The Great Depression and World War II
Herbert Hoover was born to Quaker parents in West Branch, Iowa on Aug. 19, 1874. During his presidential campaign, Hoover's speeches were filled with promises of continued prosperity; however, soon after his inauguration, the stock market crashed and an economic depression ensued. Although Hoover's administration established the Reconstruction Finance Corporation, through which $500 million of assistance was allocated to "trickle down" to the unemployed, he is best remembered for his assertion that social services should be provided to individuals not by the federal government, but by local and state organizations. As the depression deepened, Hoover lost the 1932 election to Franklin Roosevelt, whose policies Hoover openly criticized.

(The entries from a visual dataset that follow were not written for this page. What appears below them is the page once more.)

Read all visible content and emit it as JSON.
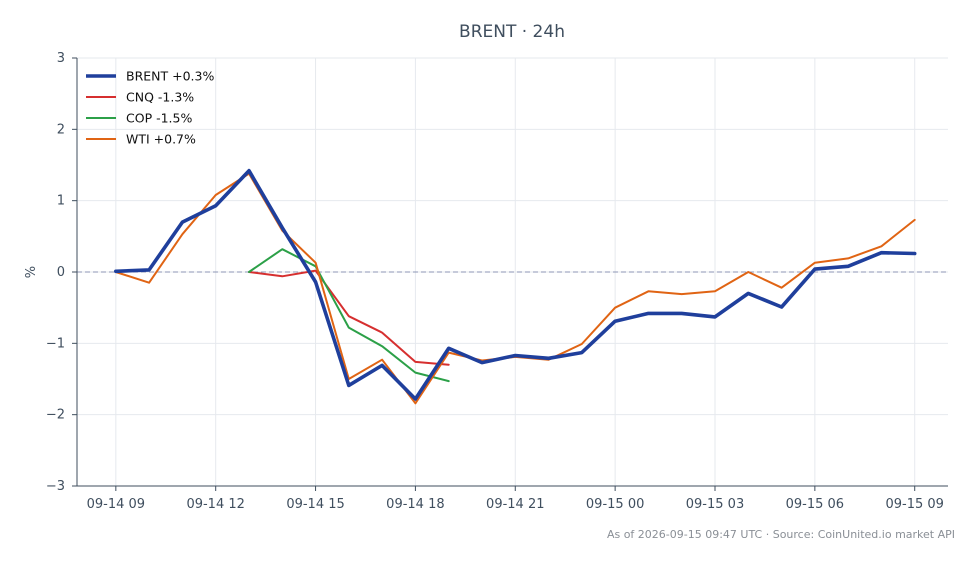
{
  "chart_data": {
    "type": "line",
    "title": "BRENT · 24h",
    "ylabel": "%",
    "xlabel": "",
    "ylim": [
      -3,
      3
    ],
    "yticks": [
      3,
      2,
      1,
      0,
      -1,
      -2,
      -3
    ],
    "ytick_labels": [
      "3",
      "2",
      "1",
      "0",
      "−1",
      "−2",
      "−3"
    ],
    "xlim": [
      "2026-09-14 07:50",
      "2026-09-15 10:00"
    ],
    "xticks": [
      "2026-09-14 09:00",
      "2026-09-14 12:00",
      "2026-09-14 15:00",
      "2026-09-14 18:00",
      "2026-09-14 21:00",
      "2026-09-15 00:00",
      "2026-09-15 03:00",
      "2026-09-15 06:00",
      "2026-09-15 09:00"
    ],
    "xtick_labels": [
      "09-14 09",
      "09-14 12",
      "09-14 15",
      "09-14 18",
      "09-14 21",
      "09-15 00",
      "09-15 03",
      "09-15 06",
      "09-15 09"
    ],
    "grid": true,
    "zero_line": true,
    "legend_position": "top-left",
    "series": [
      {
        "name": "BRENT +0.3%",
        "color": "#1f3f9c",
        "width": "thick",
        "x": [
          "2026-09-14 09:00",
          "2026-09-14 10:00",
          "2026-09-14 11:00",
          "2026-09-14 12:00",
          "2026-09-14 13:00",
          "2026-09-14 14:00",
          "2026-09-14 15:00",
          "2026-09-14 16:00",
          "2026-09-14 17:00",
          "2026-09-14 18:00",
          "2026-09-14 19:00",
          "2026-09-14 20:00",
          "2026-09-14 21:00",
          "2026-09-14 22:00",
          "2026-09-14 23:00",
          "2026-09-15 00:00",
          "2026-09-15 01:00",
          "2026-09-15 02:00",
          "2026-09-15 03:00",
          "2026-09-15 04:00",
          "2026-09-15 05:00",
          "2026-09-15 06:00",
          "2026-09-15 07:00",
          "2026-09-15 08:00",
          "2026-09-15 09:00"
        ],
        "y": [
          0.01,
          0.03,
          0.7,
          0.93,
          1.42,
          0.62,
          -0.14,
          -1.59,
          -1.31,
          -1.78,
          -1.07,
          -1.27,
          -1.17,
          -1.21,
          -1.13,
          -0.69,
          -0.58,
          -0.58,
          -0.63,
          -0.3,
          -0.49,
          0.04,
          0.08,
          0.27,
          0.26
        ]
      },
      {
        "name": "CNQ -1.3%",
        "color": "#d62f2f",
        "width": "normal",
        "x": [
          "2026-09-14 13:00",
          "2026-09-14 14:00",
          "2026-09-14 15:00",
          "2026-09-14 16:00",
          "2026-09-14 17:00",
          "2026-09-14 18:00",
          "2026-09-14 19:00"
        ],
        "y": [
          0.0,
          -0.06,
          0.02,
          -0.62,
          -0.85,
          -1.26,
          -1.3
        ]
      },
      {
        "name": "COP -1.5%",
        "color": "#2ca048",
        "width": "normal",
        "x": [
          "2026-09-14 13:00",
          "2026-09-14 14:00",
          "2026-09-14 15:00",
          "2026-09-14 16:00",
          "2026-09-14 17:00",
          "2026-09-14 18:00",
          "2026-09-14 19:00"
        ],
        "y": [
          0.0,
          0.32,
          0.08,
          -0.78,
          -1.04,
          -1.41,
          -1.53
        ]
      },
      {
        "name": "WTI +0.7%",
        "color": "#e06414",
        "width": "normal",
        "x": [
          "2026-09-14 09:00",
          "2026-09-14 10:00",
          "2026-09-14 11:00",
          "2026-09-14 12:00",
          "2026-09-14 13:00",
          "2026-09-14 14:00",
          "2026-09-14 15:00",
          "2026-09-14 16:00",
          "2026-09-14 17:00",
          "2026-09-14 18:00",
          "2026-09-14 19:00",
          "2026-09-14 20:00",
          "2026-09-14 21:00",
          "2026-09-14 22:00",
          "2026-09-14 23:00",
          "2026-09-15 00:00",
          "2026-09-15 01:00",
          "2026-09-15 02:00",
          "2026-09-15 03:00",
          "2026-09-15 04:00",
          "2026-09-15 05:00",
          "2026-09-15 06:00",
          "2026-09-15 07:00",
          "2026-09-15 08:00",
          "2026-09-15 09:00"
        ],
        "y": [
          0.0,
          -0.15,
          0.53,
          1.08,
          1.38,
          0.58,
          0.13,
          -1.5,
          -1.23,
          -1.84,
          -1.13,
          -1.24,
          -1.19,
          -1.23,
          -1.01,
          -0.5,
          -0.27,
          -0.31,
          -0.27,
          0.0,
          -0.22,
          0.13,
          0.19,
          0.36,
          0.73
        ]
      }
    ]
  },
  "footer": "As of 2026-09-15 09:47 UTC · Source: CoinUnited.io market API"
}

Franklin D. Roosevelt was the thirty-second President of the United States. He was President from 1932 until his death and is therefore the longest-serving President in history. During his first term as President, FDR called Congress into a special session and in the first "hundred days", as well as throughout 1935, proposed and passed a sweeping program aimed at providing economic relief and reform. Although his measures' successes were questionable, Roosevelt was re-elected in 1936, and despite attacking the Supreme Court as well as angering Congress during his second term, won again in 1940. Throughout his tenure, Roosevelt hoped to avoid war and achieve peace through the creation of the United Nations. Nevertheless, he continued to provide aid and supplies to the anti-German allies, and when Pearl Harbor was attacked by the Japanese on Dec. 7, 1941, neutrality became impossible.

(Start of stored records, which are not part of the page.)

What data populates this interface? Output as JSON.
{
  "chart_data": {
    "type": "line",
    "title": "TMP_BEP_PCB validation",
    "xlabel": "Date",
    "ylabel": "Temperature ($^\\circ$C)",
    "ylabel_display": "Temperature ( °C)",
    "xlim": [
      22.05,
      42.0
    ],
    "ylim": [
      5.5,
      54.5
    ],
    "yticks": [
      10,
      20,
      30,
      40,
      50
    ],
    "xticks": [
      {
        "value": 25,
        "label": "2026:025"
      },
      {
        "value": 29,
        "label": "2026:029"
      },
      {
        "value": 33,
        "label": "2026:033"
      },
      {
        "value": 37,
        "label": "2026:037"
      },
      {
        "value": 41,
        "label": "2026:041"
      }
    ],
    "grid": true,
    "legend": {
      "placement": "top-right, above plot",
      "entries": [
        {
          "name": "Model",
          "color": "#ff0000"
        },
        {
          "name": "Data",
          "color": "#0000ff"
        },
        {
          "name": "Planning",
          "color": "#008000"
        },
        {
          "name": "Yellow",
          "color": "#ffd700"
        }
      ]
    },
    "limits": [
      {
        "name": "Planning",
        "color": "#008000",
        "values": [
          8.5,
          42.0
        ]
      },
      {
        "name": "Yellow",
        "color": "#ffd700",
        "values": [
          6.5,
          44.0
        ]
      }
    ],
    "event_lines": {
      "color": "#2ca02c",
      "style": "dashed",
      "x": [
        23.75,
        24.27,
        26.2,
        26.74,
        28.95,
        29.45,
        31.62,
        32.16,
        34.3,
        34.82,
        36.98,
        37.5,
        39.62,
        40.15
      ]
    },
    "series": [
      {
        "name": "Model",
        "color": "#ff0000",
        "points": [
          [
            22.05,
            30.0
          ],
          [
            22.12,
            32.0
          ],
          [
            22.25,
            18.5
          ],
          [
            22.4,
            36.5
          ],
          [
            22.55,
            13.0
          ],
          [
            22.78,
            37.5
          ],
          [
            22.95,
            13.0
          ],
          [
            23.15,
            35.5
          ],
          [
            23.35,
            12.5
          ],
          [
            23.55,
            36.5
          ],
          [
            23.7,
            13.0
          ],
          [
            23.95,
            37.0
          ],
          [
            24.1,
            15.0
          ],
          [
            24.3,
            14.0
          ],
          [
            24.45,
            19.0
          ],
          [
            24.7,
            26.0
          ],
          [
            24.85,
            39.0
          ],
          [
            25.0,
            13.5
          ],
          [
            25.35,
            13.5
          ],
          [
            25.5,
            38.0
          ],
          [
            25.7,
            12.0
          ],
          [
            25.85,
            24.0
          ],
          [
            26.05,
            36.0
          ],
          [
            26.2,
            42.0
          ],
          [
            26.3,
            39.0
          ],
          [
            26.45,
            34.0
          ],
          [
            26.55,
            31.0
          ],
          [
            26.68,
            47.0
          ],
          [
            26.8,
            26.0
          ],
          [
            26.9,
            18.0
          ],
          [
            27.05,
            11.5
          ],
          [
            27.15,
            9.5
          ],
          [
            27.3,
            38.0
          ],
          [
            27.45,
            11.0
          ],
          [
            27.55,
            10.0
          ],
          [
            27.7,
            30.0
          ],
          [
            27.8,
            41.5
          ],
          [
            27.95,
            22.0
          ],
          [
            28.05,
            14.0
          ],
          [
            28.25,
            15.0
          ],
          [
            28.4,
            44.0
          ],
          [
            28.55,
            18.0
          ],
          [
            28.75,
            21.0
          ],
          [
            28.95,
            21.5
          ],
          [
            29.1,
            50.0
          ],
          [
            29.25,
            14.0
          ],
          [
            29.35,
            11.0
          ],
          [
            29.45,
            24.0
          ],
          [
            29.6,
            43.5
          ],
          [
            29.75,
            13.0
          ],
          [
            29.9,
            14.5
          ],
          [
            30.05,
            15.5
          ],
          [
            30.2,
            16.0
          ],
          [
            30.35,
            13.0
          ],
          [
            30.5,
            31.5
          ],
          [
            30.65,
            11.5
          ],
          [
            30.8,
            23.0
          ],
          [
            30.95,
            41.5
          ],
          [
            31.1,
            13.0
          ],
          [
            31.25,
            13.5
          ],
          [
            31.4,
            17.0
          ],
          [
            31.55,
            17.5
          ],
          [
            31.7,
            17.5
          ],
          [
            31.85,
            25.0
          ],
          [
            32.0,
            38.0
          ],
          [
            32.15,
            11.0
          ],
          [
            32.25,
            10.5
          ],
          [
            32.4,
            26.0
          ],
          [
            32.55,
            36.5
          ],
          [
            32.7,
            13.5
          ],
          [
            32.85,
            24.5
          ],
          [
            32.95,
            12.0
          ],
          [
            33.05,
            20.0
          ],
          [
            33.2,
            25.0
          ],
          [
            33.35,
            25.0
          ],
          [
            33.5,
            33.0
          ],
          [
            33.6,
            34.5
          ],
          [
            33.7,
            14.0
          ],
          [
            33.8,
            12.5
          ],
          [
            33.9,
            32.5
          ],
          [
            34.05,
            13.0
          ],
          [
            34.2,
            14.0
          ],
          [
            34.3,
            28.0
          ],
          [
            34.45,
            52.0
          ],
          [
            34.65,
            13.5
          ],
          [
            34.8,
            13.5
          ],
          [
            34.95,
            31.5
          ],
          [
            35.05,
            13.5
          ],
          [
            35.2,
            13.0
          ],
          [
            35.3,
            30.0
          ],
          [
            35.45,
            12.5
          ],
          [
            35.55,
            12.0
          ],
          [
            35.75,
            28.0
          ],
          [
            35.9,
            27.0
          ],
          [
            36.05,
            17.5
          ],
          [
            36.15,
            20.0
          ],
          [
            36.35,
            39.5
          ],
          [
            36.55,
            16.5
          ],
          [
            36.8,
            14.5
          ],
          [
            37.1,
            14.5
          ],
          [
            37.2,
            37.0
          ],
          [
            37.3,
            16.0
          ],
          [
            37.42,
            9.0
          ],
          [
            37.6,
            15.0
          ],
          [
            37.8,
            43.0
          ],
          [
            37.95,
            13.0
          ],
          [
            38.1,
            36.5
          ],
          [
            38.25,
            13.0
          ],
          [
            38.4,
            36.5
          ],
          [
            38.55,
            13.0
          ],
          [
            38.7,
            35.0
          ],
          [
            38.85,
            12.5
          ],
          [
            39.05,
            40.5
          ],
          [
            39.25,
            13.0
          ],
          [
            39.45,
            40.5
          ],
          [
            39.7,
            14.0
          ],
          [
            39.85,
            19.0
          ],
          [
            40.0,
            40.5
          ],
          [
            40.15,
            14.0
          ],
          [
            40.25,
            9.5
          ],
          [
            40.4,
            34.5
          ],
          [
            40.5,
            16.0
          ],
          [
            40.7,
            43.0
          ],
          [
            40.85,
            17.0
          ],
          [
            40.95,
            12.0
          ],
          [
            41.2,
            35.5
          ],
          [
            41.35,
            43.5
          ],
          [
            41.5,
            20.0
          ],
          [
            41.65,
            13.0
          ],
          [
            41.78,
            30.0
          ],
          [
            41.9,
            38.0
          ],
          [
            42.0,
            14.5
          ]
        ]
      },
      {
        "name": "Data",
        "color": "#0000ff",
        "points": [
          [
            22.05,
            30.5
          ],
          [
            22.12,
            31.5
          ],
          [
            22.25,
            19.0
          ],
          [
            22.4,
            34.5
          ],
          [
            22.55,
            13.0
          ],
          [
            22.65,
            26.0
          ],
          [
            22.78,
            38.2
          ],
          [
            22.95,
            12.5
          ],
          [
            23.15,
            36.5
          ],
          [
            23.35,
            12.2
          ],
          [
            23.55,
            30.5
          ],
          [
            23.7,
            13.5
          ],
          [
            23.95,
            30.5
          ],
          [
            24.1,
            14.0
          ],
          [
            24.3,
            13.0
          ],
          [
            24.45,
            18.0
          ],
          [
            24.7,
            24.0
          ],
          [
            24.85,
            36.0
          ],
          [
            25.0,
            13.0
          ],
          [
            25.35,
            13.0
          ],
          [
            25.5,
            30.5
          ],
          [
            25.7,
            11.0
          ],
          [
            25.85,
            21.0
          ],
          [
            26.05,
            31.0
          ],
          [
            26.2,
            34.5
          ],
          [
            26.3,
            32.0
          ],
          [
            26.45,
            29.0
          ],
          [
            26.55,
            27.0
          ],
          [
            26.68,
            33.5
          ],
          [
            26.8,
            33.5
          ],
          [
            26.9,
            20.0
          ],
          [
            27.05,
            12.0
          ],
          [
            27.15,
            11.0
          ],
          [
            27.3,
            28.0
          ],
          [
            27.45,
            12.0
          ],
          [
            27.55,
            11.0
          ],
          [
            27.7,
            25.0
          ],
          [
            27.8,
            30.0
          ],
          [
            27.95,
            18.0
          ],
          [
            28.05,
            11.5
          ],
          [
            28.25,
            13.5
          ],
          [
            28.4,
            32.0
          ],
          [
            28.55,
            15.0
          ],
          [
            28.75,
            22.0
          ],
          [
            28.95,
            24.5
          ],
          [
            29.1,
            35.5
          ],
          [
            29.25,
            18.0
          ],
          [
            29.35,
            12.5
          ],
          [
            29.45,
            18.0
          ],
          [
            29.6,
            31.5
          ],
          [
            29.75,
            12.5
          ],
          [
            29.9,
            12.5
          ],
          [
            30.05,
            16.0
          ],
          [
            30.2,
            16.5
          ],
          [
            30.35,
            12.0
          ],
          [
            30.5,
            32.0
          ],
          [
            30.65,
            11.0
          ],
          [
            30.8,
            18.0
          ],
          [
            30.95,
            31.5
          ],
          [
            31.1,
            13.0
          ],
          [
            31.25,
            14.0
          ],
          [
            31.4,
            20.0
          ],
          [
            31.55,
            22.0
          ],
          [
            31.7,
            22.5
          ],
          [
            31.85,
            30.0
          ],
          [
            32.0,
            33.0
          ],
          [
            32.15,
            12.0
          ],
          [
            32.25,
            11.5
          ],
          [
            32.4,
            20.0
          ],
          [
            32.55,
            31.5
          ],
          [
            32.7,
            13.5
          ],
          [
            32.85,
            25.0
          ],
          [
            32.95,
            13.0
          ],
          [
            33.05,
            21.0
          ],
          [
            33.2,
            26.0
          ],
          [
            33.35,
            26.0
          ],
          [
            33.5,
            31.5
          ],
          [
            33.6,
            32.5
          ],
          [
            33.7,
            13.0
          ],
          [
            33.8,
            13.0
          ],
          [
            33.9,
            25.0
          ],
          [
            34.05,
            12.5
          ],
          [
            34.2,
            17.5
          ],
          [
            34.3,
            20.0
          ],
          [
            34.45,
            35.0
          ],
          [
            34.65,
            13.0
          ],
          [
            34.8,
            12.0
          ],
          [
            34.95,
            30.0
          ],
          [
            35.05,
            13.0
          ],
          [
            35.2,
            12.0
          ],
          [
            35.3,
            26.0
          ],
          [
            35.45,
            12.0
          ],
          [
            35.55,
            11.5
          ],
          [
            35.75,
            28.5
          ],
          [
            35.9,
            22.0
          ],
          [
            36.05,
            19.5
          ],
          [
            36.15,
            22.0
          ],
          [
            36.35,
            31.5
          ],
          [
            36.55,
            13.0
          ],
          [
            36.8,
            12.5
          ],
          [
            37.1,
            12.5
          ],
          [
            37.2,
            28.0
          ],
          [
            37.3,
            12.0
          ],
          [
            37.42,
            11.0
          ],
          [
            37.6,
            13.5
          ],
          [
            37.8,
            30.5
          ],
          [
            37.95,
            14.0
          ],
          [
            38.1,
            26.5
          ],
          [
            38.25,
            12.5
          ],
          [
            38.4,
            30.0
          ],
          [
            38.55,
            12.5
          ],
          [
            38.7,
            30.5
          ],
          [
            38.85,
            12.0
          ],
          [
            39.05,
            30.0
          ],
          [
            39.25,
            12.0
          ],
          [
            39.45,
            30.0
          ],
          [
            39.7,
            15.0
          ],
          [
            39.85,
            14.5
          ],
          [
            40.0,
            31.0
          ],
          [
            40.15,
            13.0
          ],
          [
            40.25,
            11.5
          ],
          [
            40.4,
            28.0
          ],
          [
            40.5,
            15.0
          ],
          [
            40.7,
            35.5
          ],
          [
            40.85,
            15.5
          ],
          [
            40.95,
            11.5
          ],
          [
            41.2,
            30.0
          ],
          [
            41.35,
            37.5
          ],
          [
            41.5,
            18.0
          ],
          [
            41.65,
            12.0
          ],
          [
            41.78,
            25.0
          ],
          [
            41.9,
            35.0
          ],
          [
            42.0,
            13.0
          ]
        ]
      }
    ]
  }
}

The Dustbowl describes a period of U.S. History beginning in the Great Plains in 1931, and the storms in which dry, drought devastated earth swirled around farms. By January, 1935, the New Deal recognized the problem with the creation of the Drought Relief Service to coordinate relief activities, the most important of which was a program to buy cattle which would otherwise have starved. In April, President Roosevelt signed the Emergency Relief Appropriation Act, which provided $525 million for drought relief. Throughout the drought, farm families had to choose between their property and starvation, and more and more began to flee the worst-hit lands, especially in Oklahoma. Heading west on Route 66, they followed the mythology that California might be the solution to all troubles. To be sure, California agriculture was in a boom, and owners of the huge farms needed pickers, but the work was intermittent, brought low pay and seldom provided housing. People lived in "Little Oklahomas," squatter camps of rough-made shacks, or as often simply pulled off the road and threw up a tent. The stench of the camps, the hunger, the squallor, caught the attention of the New Deal's Resettlement Administration, which built a few model camps, the best at Arvin in Kern County. But the vast majority of migrants continued to suffer in terrifying conditions through the end of the decade.